Montagnes de l'Akakus
"Quelqu'un a peint une girafe ici il y a huit mille ans. Il n'y a plus de girafes en Libye. C'est toute l'histoire."
Les peintures n’étaient pas là où je les attendais. Je marchais avec un guide touareg nommé Mukhtar le long d’un lit de rivière asséché — un oued — entre des falaises de grès orange dans les montagnes de l’Akakus dans le sud-ouest de la Libye, à environ quatre heures de Land Cruiser de la ville la plus proche, et je regardais les parois comme un paysage : roche stratifiée, érosion éolienne, l’ombre profonde d’une corniche en surplomb. Puis Mukhtar s’est arrêté et n’a rien dit et a pointé du doigt, et j’ai regardé plus attentivement la paroi rocheuse et j’ai vu, à hauteur d’yeux, une ligne d’animaux.
Des bovins. Peints en ocre et blanc, leurs cornes rejetées en arrière dans le style distinctif de l’art rupestre saharien ancien, marchant en file qui suivait le grain naturel de la roche. J’ai approché mon visage de la paroi et la peinture était brillante d’une façon qui m’a surpris — non pas vive comme si elle était neuve, mais sans avoir pâli, protégée de la pluie et des UV par le surplomb au-dessus depuis huit mille ans. Les peintures de ce site ont entre six et huit mille ans. Elles sont antérieures à l’Égypte ancienne. Elles ont été réalisées quand le Sahara était une savane — assez humide pour soutenir des bovins, des éléphants, des hippopotames, des girafes — qui apparaissent tous dans l’art rupestre de l’Akakus. Il n’y a plus de girafes en Libye. Il n’y en a pas eu depuis des millénaires. En voir une peinte sur une paroi rocheuse au milieu du Sahara moderne est une expérience sans catégorie nette : c’est du deuil, de l’archéologie, de l’émerveillement et de la désorientation qui arrivent simultanément, sans instruction sur lequel ressentir en premier.

La chaîne de l’Akakus est un site du Patrimoine mondial de l’UNESCO et l’une des plus grandes concentrations d’art rupestre préhistorique au monde.

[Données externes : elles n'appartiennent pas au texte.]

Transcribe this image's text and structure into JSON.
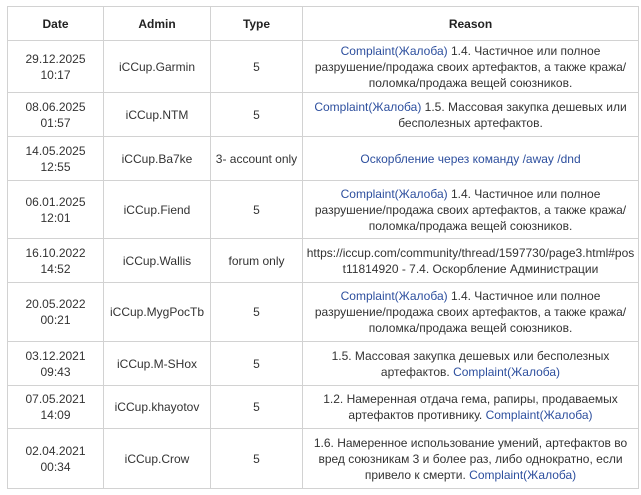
{
  "colors": {
    "link": "#2d4f9e",
    "text": "#333333",
    "border": "#d2d2d2"
  },
  "headers": [
    "Date",
    "Admin",
    "Type",
    "Reason"
  ],
  "rows": [
    {
      "date": "29.12.2025",
      "time": "10:17",
      "admin": "iCCup.Garmin",
      "type": "5",
      "reason": [
        {
          "text": "Complaint(Жалоба)",
          "link": true
        },
        {
          "text": " 1.4. Частичное или полное разрушение/продажа своих артефактов, а также кража/поломка/продажа вещей союзников.",
          "link": false
        }
      ]
    },
    {
      "date": "08.06.2025",
      "time": "01:57",
      "admin": "iCCup.NTM",
      "type": "5",
      "reason": [
        {
          "text": "Complaint(Жалоба)",
          "link": true
        },
        {
          "text": " 1.5. Массовая закупка дешевых или бесполезных артефактов.",
          "link": false
        }
      ]
    },
    {
      "date": "14.05.2025",
      "time": "12:55",
      "admin": "iCCup.Ba7ke",
      "type": "3- account only",
      "reason": [
        {
          "text": "Оскорбление через команду /away /dnd",
          "link": true
        }
      ]
    },
    {
      "date": "06.01.2025",
      "time": "12:01",
      "admin": "iCCup.Fiend",
      "type": "5",
      "reason": [
        {
          "text": "Complaint(Жалоба)",
          "link": true
        },
        {
          "text": " 1.4. Частичное или полное разрушение/продажа своих артефактов, а также кража/поломка/продажа вещей союзников.",
          "link": false
        }
      ]
    },
    {
      "date": "16.10.2022",
      "time": "14:52",
      "admin": "iCCup.Wallis",
      "type": "forum only",
      "reason": [
        {
          "text": "https://iccup.com/community/thread/1597730/page3.html#post11814920 - 7.4. Оскорбление Администрации",
          "link": false
        }
      ]
    },
    {
      "date": "20.05.2022",
      "time": "00:21",
      "admin": "iCCup.MygPocTb",
      "type": "5",
      "reason": [
        {
          "text": "Complaint(Жалоба)",
          "link": true
        },
        {
          "text": " 1.4. Частичное или полное разрушение/продажа своих артефактов, а также кража/поломка/продажа вещей союзников.",
          "link": false
        }
      ]
    },
    {
      "date": "03.12.2021",
      "time": "09:43",
      "admin": "iCCup.M-SHox",
      "type": "5",
      "reason": [
        {
          "text": "1.5. Массовая закупка дешевых или бесполезных артефактов. ",
          "link": false
        },
        {
          "text": "Complaint(Жалоба)",
          "link": true
        }
      ]
    },
    {
      "date": "07.05.2021",
      "time": "14:09",
      "admin": "iCCup.khayotov",
      "type": "5",
      "reason": [
        {
          "text": "1.2. Намеренная отдача гема, рапиры, продаваемых артефактов противнику. ",
          "link": false
        },
        {
          "text": "Complaint(Жалоба)",
          "link": true
        }
      ]
    },
    {
      "date": "02.04.2021",
      "time": "00:34",
      "admin": "iCCup.Crow",
      "type": "5",
      "reason": [
        {
          "text": "1.6. Намеренное использование умений, артефактов во вред союзникам 3 и более раз, либо однократно, если привело к смерти. ",
          "link": false
        },
        {
          "text": "Complaint(Жалоба)",
          "link": true
        }
      ]
    }
  ]
}
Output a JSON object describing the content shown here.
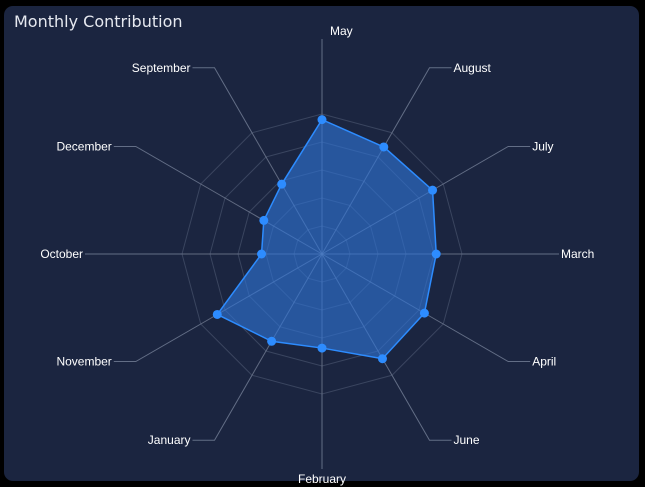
{
  "colors": {
    "panel": "#1b2540",
    "area": "#2f74d6",
    "point": "#2d8cff",
    "grid": "#3a455f",
    "spoke": "#7d879c",
    "leader": "#636e86",
    "label": "#ffffff"
  },
  "chart_data": {
    "type": "radar",
    "title": "Monthly Contribution",
    "categories": [
      "May",
      "August",
      "July",
      "March",
      "April",
      "June",
      "February",
      "January",
      "November",
      "October",
      "December",
      "September"
    ],
    "values": [
      100,
      92,
      95,
      85,
      88,
      90,
      70,
      75,
      90,
      45,
      50,
      60
    ],
    "rmax": 160,
    "grid_levels": 5,
    "grid": true,
    "legend": "none"
  }
}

Les peintures et les gravures couvrent douze mille ans de présence humaine dans la région — depuis les premières marques laissées par les chasseurs-cueilleurs à la fin de la dernière ère glaciaire, à travers des scènes pastorales du Sahara Vert néolithique, jusqu’aux images de chevaux puis de chameaux à mesure que le climat s’asséchait. C’est le plus long témoignage visuel d’une catastrophe climatique que je connaisse : on peut voir, panneau après panneau, l’eau disparaître et les gens s’adapter jusqu’à ce que les bovins disparaissent et qu’il ne reste que les chameaux. Les derniers panneaux avant l’ère du chameau montrent des chevaux dans des paysages qui commencent déjà à s’amincir, la végétation plus éparse dans le contexte peint, comme si les artistes enregistraient ce qu’ils pouvaient voir se produire.
Nous avons campé ce soir-là dans une cuvette entre des falaises, le feu petit et les étoiles conséquentes. Mukhtar a préparé du thé sur les braises selon le long et minutieux processus touareg — chauffer le pot, rincer, remplir, attendre, verser en hauteur pour créer la mousse — et m’a dit en français, qu’il parlait avec une grande précision, que sa famille guidait les gens vers les sites d’art rupestre depuis trois générations. Son grand-père avait appris quels panneaux étaient accessibles à dos de chameau. Son père avait appris sur les premiers Land Cruisers. Lui avait appris en étudiant des photographies sur internet puis en les vérifiant sur place. « Les peintures ne changent pas », a-t-il dit. « La façon dont les gens les trouvent, oui. » Il a versé une deuxième tournée de thé et le feu a émis de petits sons et les falaises de grès étaient des formes sombres contre les étoiles et quelque part au-delà de l’horizon le monde moderne continuait sans nous.

Quand y aller : De novembre à février. L’Akakus en été est l’un des endroits les plus chauds de la planète — les températures peuvent dépasser 55°C. Le trajet depuis Ghat prend quatre à six heures sur des pistes de désert accidentées et nécessite un 4×4 et un guide. Novembre offre des températures parfaites, un air de désert limpide et les surfaces d’art rupestre dans leur état le plus lisible sous la lumière rasante d’hiver, qui frôle les gravures et rend visibles les reliefs que la lumière plate estivale effacerait entièrement.